5. Bei vielen Bands oder Musikalben schreckt mich vor allem ab, dass sie eine viel zu lange Laufzeit haben – meine Aufmerksamkeitspanne ist nicht groß genug für ein Album von eineinhalb Stunden. Oder sieben Songs von über 7 Minuten Laufzeit.

6. Dass dieses Jahr so unfassbar viel gute Musik rauskommt, entspricht exakt meinem Humor, denn Ende letzten Jahres war ich davon überzeugt, dass das Musikjahr 2016 furchtbar langweilig werden wird.

7. Zuletzt habe ich vorgestern FJORT auf dem Trosse Kult in Rheine gesehen und das war wundervoll, weil ich mit großartigen Menschen dort sein durfte und die Show – so als letztes Open Air – sehr, sehr schön war. Wenn auch leider ohne Turbostaat.

[25.08.2016] Isolation Berlin im Gloria Theater in Köln

Im Rahmen des c/o pop Festivals in Köln spielten gestern, am 25. August, Isolation Berlin im Gloria Theater. Eine Band, die ich erst vor kurzem für mich entdeckte und die mich gleich neugierig gemacht hatten.

Als Vorbands waren einerseits PAUW und andererseits Rats on Rafts dabei.

Aber erst einmal zur Location: Wie super cool ist das Gloria Theater eigentlich? Bisher habe ich dort noch nie ein Konzert gesehen, aber die Location hat mich wirklich ziemlich begeistert und war – Achtung, Achtung! – klimatisiert! Es war drinnen angenehmer als draußen! Nach meinem Dienstagabend in der Live Music Hall hat mich das wirklich nachhaltig fasziniert!

Die erste Vorband, PAUW, habe ich nicht komplett mitbekommen, ich würde aber grob schätzen, dass ich zumindest das halbe Set mitbekommen habe. Ich habe die Band aus den Niederlanden vorher nie gehört, fand sie live aber doch sehr süß und naja, irgendwie haben sie es geschafft, unbeschadet aus den 70ern entkommen zu sein. Die komplette Band hätte man so auf jedes Hippie-Festival setzen können. Das wird auch nur durch die psychedelische Rockmusik und ziemlich viele, ausgedehnte Instrumental-Teile unterstützt.

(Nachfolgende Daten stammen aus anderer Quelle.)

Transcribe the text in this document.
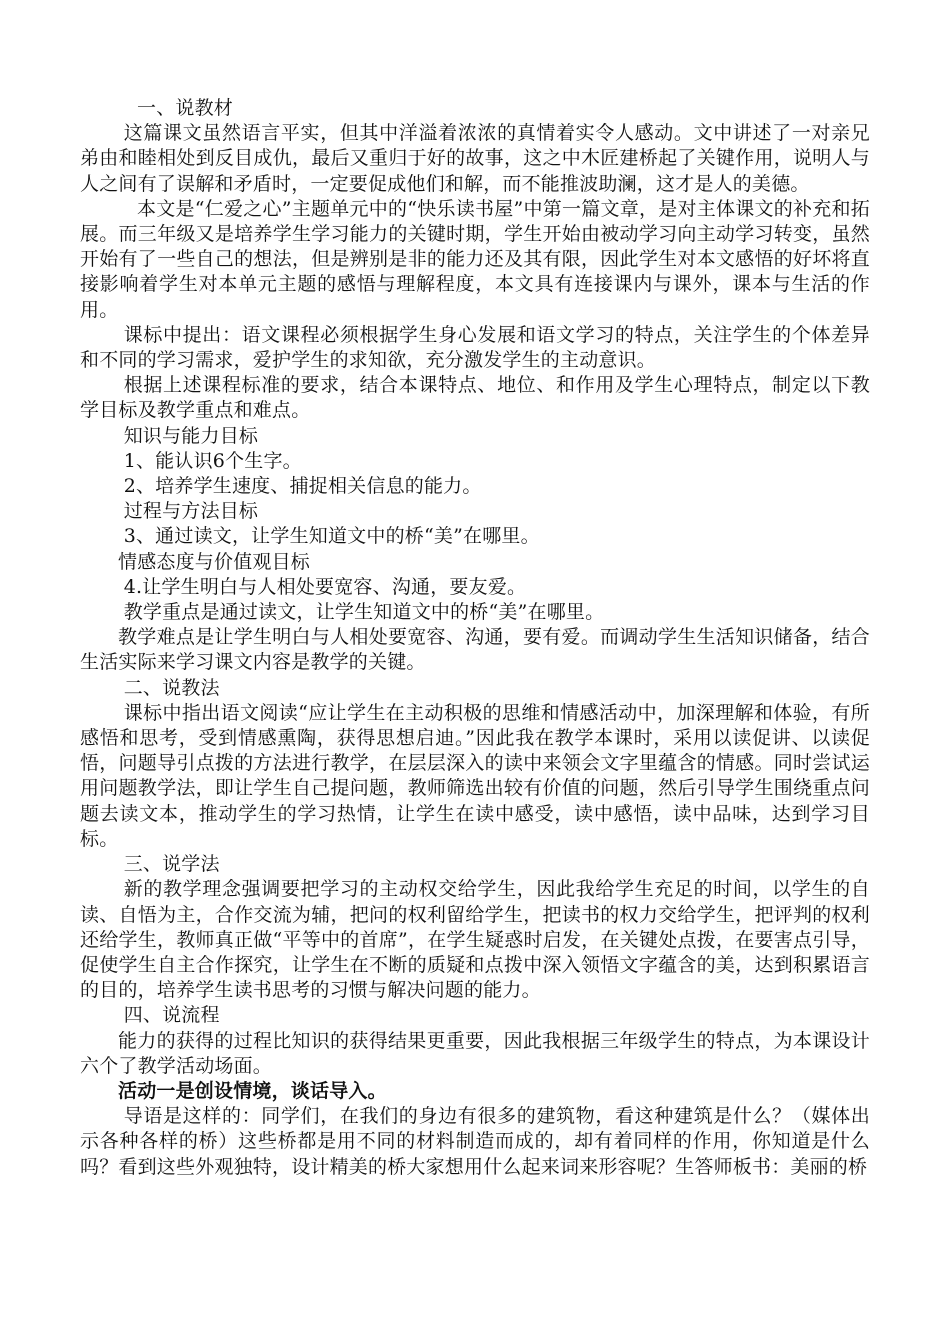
一、说教材

这篇课文虽然语言平实，但其中洋溢着浓浓的真情着实令人感动。文中讲述了一对亲兄弟由和睦相处到反目成仇，最后又重归于好的故事，这之中木匠建桥起了关键作用，说明人与人之间有了误解和矛盾时，一定要促成他们和解，而不能推波助澜，这才是人的美德。

本文是“仁爱之心”主题单元中的“快乐读书屋”中第一篇文章，是对主体课文的补充和拓展。而三年级又是培养学生学习能力的关键时期，学生开始由被动学习向主动学习转变，虽然开始有了一些自己的想法，但是辨别是非的能力还及其有限，因此学生对本文感悟的好坏将直接影响着学生对本单元主题的感悟与理解程度，本文具有连接课内与课外，课本与生活的作用。

课标中提出：语文课程必须根据学生身心发展和语文学习的特点，关注学生的个体差异和不同的学习需求，爱护学生的求知欲，充分激发学生的主动意识。

根据上述课程标准的要求，结合本课特点、地位、和作用及学生心理特点，制定以下教学目标及教学重点和难点。

知识与能力目标

1、能认识6个生字。

2、培养学生速度、捕捉相关信息的能力。

过程与方法目标

3、通过读文，让学生知道文中的桥“美”在哪里。

情感态度与价值观目标

4.让学生明白与人相处要宽容、沟通，要友爱。

教学重点是通过读文，让学生知道文中的桥“美”在哪里。

教学难点是让学生明白与人相处要宽容、沟通，要有爱。而调动学生生活知识储备，结合生活实际来学习课文内容是教学的关键。

二、说教法

课标中指出语文阅读“应让学生在主动积极的思维和情感活动中，加深理解和体验，有所感悟和思考，受到情感熏陶，获得思想启迪。”因此我在教学本课时，采用以读促讲、以读促悟，问题导引点拨的方法进行教学，在层层深入的读中来领会文字里蕴含的情感。同时尝试运用问题教学法，即让学生自己提问题，教师筛选出较有价值的问题，然后引导学生围绕重点问题去读文本，推动学生的学习热情，让学生在读中感受，读中感悟，读中品味，达到学习目标。

三、说学法

新的教学理念强调要把学习的主动权交给学生，因此我给学生充足的时间，以学生的自读、自悟为主，合作交流为辅，把问的权利留给学生，把读书的权力交给学生，把评判的权利还给学生，教师真正做“平等中的首席”，在学生疑惑时启发，在关键处点拨，在要害点引导，促使学生自主合作探究，让学生在不断的质疑和点拨中深入领悟文字蕴含的美，达到积累语言的目的，培养学生读书思考的习惯与解决问题的能力。

四、说流程

能力的获得的过程比知识的获得结果更重要，因此我根据三年级学生的特点，为本课设计六个了教学活动场面。

活动一是创设情境，谈话导入。

导语是这样的：同学们，在我们的身边有很多的建筑物，看这种建筑是什么？（媒体出示各种各样的桥）这些桥都是用不同的材料制造而成的，却有着同样的作用，你知道是什么吗？看到这些外观独特，设计精美的桥大家想用什么起来词来形容呢？生答师板书：美丽的桥
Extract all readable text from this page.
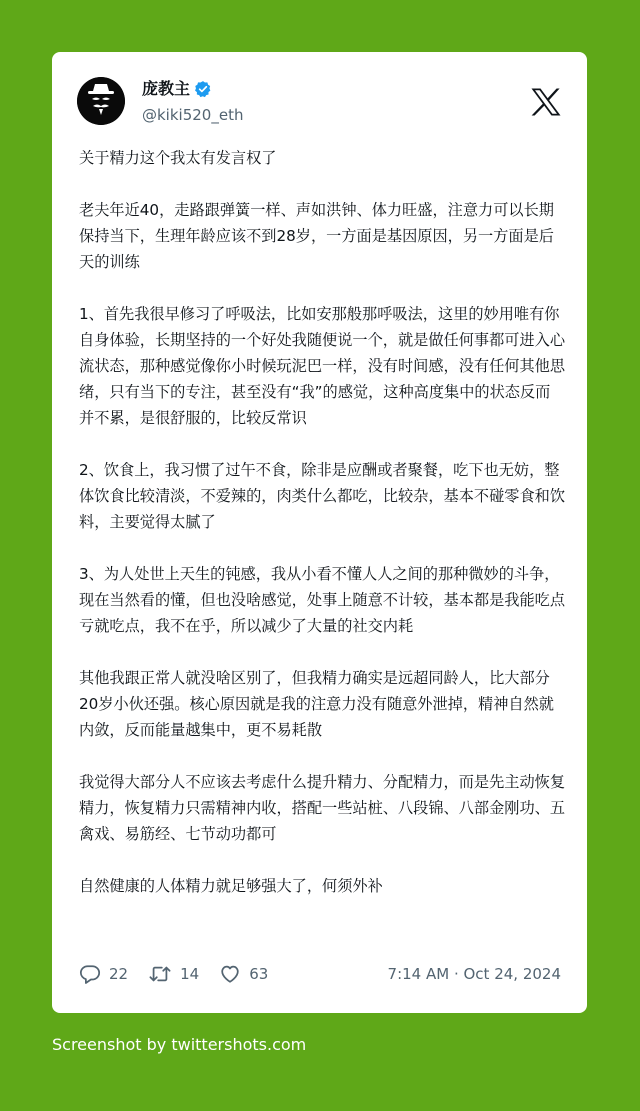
庞教主
@kiki520_eth

关于精力这个我太有发言权了

老夫年近40，走路跟弹簧一样、声如洪钟、体力旺盛，注意力可以长期保持当下，生理年龄应该不到28岁，一方面是基因原因，另一方面是后天的训练

1、首先我很早修习了呼吸法，比如安那般那呼吸法，这里的妙用唯有你自身体验，长期坚持的一个好处我随便说一个，就是做任何事都可进入心流状态，那种感觉像你小时候玩泥巴一样，没有时间感，没有任何其他思绪，只有当下的专注，甚至没有“我”的感觉，这种高度集中的状态反而并不累，是很舒服的，比较反常识

2、饮食上，我习惯了过午不食，除非是应酬或者聚餐，吃下也无妨，整体饮食比较清淡，不爱辣的，肉类什么都吃，比较杂，基本不碰零食和饮料，主要觉得太腻了

3、为人处世上天生的钝感，我从小看不懂人人之间的那种微妙的斗争，现在当然看的懂，但也没啥感觉，处事上随意不计较，基本都是我能吃点亏就吃点，我不在乎，所以减少了大量的社交内耗

其他我跟正常人就没啥区别了，但我精力确实是远超同龄人，比大部分20岁小伙还强。核心原因就是我的注意力没有随意外泄掉，精神自然就内敛，反而能量越集中，更不易耗散

我觉得大部分人不应该去考虑什么提升精力、分配精力，而是先主动恢复精力，恢复精力只需精神内收，搭配一些站桩、八段锦、八部金刚功、五禽戏、易筋经、七节动功都可

自然健康的人体精力就足够强大了，何须外补

22	14	63	7:14 AM · Oct 24, 2024
Screenshot by twittershots.com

Rats on Rafts habe ich mir im Anschluss nicht angesehen, da bereits der erste Song nur ein einziger Hall war und mich nicht wirklich hat packen können. Bereits im Vorfeld hatte ich mir die Band zumindest einmal angehört, aber auch da für mich befunden, dass sie mich nicht wirklich begeistern können. Die Zeit des Auftritts wurde dann also doch lieber für eine Raucherpause genutzt ..

Pünktlich zu Isolation Berlin waren wir dann aber auch wieder drinnen und das bringt mich zunächst einmal dazu, ein Missverständnis zu beichten. Noch als ich auf dem Weg nach Köln war, war ich der festen Überzeugung, dass Isolation Berlin bis jetzt nur Berliner Schule/Protopop veröffentlicht haben. Kurz bevor ich begonnen habe, diesen Beitrag zu schreiben, habe ich das ganze noch einmal recherchiert und herausgefunden, dass ebenfalls in diesem Jahr bereits ein zweites Album Und aus den Wolken tropft die Zeit erschienen ist.

Was sich mir nun natürlich erklärt, ist die Tatsache, dass meinem Empfinden nach wenige Songs von Berliner Schule/Protopop gespielt wurden. Was dem ganzen aber nicht geschadet hat, da die Band für mich auch so sehr gut anzusehen ist und sehr viel Energie transportieren zusammen mit den teilweise sehr tanzbare Melodien. Insgesamt hat sich die Art, wie sich die Band auf der Bühne gibt für mich aber sehr gut in das Bild, in die Kunstfigur „Isolation Berlin“ – wenn es sie denn gibt – eingefügt. Sei es nun verzweifeltes Stampfen auf der Bühne oder ein kompletter Abbruch zum Ende hin .. oder auch einfach einmal komplette Dunkelheit im Gloria Theater nach Beenden eines Songs.

Die Stimmgewalt von Sänger Tobias zeigte sich für mich dann aber in den mir bekannten Songs und ganz besonders meinem persönlichen Liebling Alles Grau. Diesen Song gestern gehört zu haben, hat mich wirklich sehr gefreut.

Ansagen zwischen den Songs wurden stilecht und in Rockstar-Manier auf Englisch gemacht, zumindest der Großteil. Ob die Flasche Pfefferminz-Likör ebenfalls zur Rockstar-Manier gehörte, habe ich nicht ganz herausfinden können, hat mich allerdings auch so sehr belustigt.

Zum Ende aber noch einmal ein kleines Highlight an der Show gestern – zumindest in meinen Augen: Das Beenden des Sets mit dem Song Isolation Berlin – wenn wir die Zugabe außen vor lassen, denn die gehörte zu den mir unbekannten Songs.

Das war wirklich sehr, sehr schön gestern. Gerne wieder.